Onlara (müşriklere): Allah'ın indirdiğine uyun, denildiği zaman onlar, "Hayır! Biz atalarımızı üzerinde bulduğumuz yola uyarız" dediler. Ya ataları bir şey anlamamış, doğruyu da bulamamış idiyseler?
(Bölümün numarası 1; Page No. 27) Bunlar gibi daha pek çok âyet-i kerime bir yandan yüce Allah tarafından indirilen vahye tabi olmayı emrederken, diğer yandan heva ve heveslere, doğru yoldan sapmış akılların öngördüğü fikirlere uymaktan sakındırmıştır. İnsan ne kadar güçlü idrake ve derin tefkire sahip olursa olsun yine de aklına aldanması, aklını asıl kılıp kitap ve sünnet'i fer' yapması; bunlardan akla uygun olnanını kabul edip din edinmesi, aykırı düşenini de inkar ya da tevil etmesi caiz değildir.
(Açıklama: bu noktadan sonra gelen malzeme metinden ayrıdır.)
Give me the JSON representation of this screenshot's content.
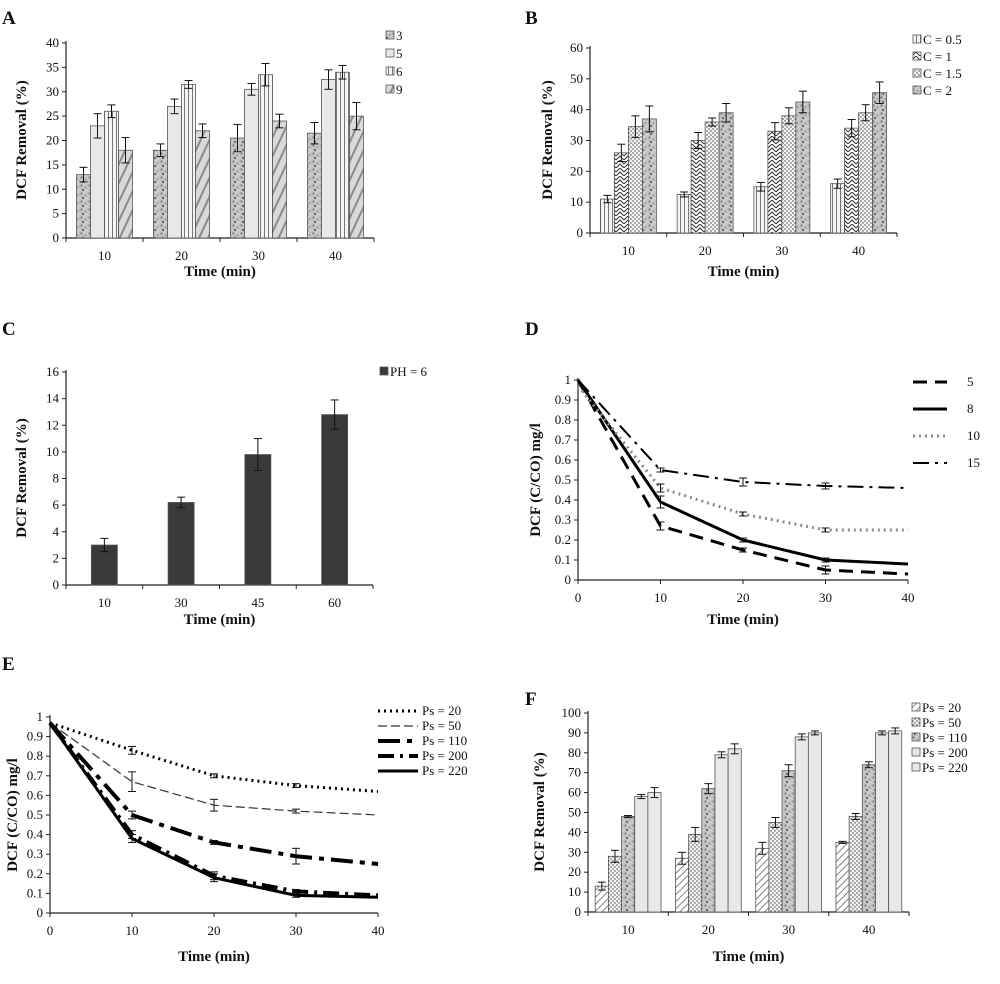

Zira bu ilahi şeriatı itham edip esaslarını iptal etmek, temelleri yıkmak anlamına gelir. Kaldı ki akıllar farklı farklı, tabiatlar muhtelif, düşünceler çelişkilidirler. İnsanlar hemen hemen hiçbir konuda görüş birliğine varamazlar. Belki sadece tecrübî ve zarûrî bilgilerde ortak düşünce üretebilirler. Durum böyleyken hangi akıl, asıl kılınıp ihtilaf durumunda kendisine başvurulacak ve şerî nasların yorumunda hakem kabul edilecektir? İbn Teymiye (rah.a.) ne güzel söylemiştir: "Bil ki ne sarih akıl ne de sahih nakil kesinlikle selefin yolundan ayrılmayı gerektirir... Hem sonra herhangi bir konuda kitap ve sünnet'e, selefin yoluna muhalif davrananlar tam bir zihin karışıklığı yaşamaktadırlar. Şöyle ki, rüyetullahı (Allah'ın ahirette görülmesi) inkar edenler bunu aklın imkansız gördüğünü ve nasları tevil etme zorunluluğu duyduklarını savunurlar. Allah'ın ilim ve kudret sıfatlarına sahip olmasını, yine kelamının gayrı mahluk (yaratılmamış) olmasını imkansız görenler de "Bunu akıl imkansız görmektedir." derler ve ilgili nasları tevile mecbur kalırlar. Dahası, hakiki bedensel dirilmeyi, cennette hakiki yeme ve içmeyi inkar edenler bile bunu aklın imkansız gördüğünü ve nasları tevil etmek zorunda kaldıklarını ileri sürerler.
(Bölümün numarası 1; Page No. 28) Bunların savundukları görüşlerin yanlışlığını göstermesi bakımından delil olarak şunu bilmen yeterlidir: Böyle düşünenlerin hiç biri aklın imkansız kıldıklarına dair sabit bir kurala sahip değildir. Hatta kimisi, bir başkasının iddiasına göre aklın imkansız gördüğü bir şeyi aklın mümkün ve zorunlu gördüğünü dahi ileri sürer.!! Hey Allahım, kitap ve sünnet hangi akılla ölçülüp tartılıyor! Allah, İmam Malik b. Enes'den razı olsun. O der ki: Daha güçlü cedelci (poleçikçi) biriyle her karşılaştığımızda, böylelerinin polemikleri yüzünden Cebrail'in Muhammed'e (s.a.v.) getirdiğini terk mi edeceğiz?!
Başarı Allah'tandır! Allah, peygamberimiz Hz. Muhammed (s.a.v.)'e, âilesine ve sahabesine salât ve selam etsin.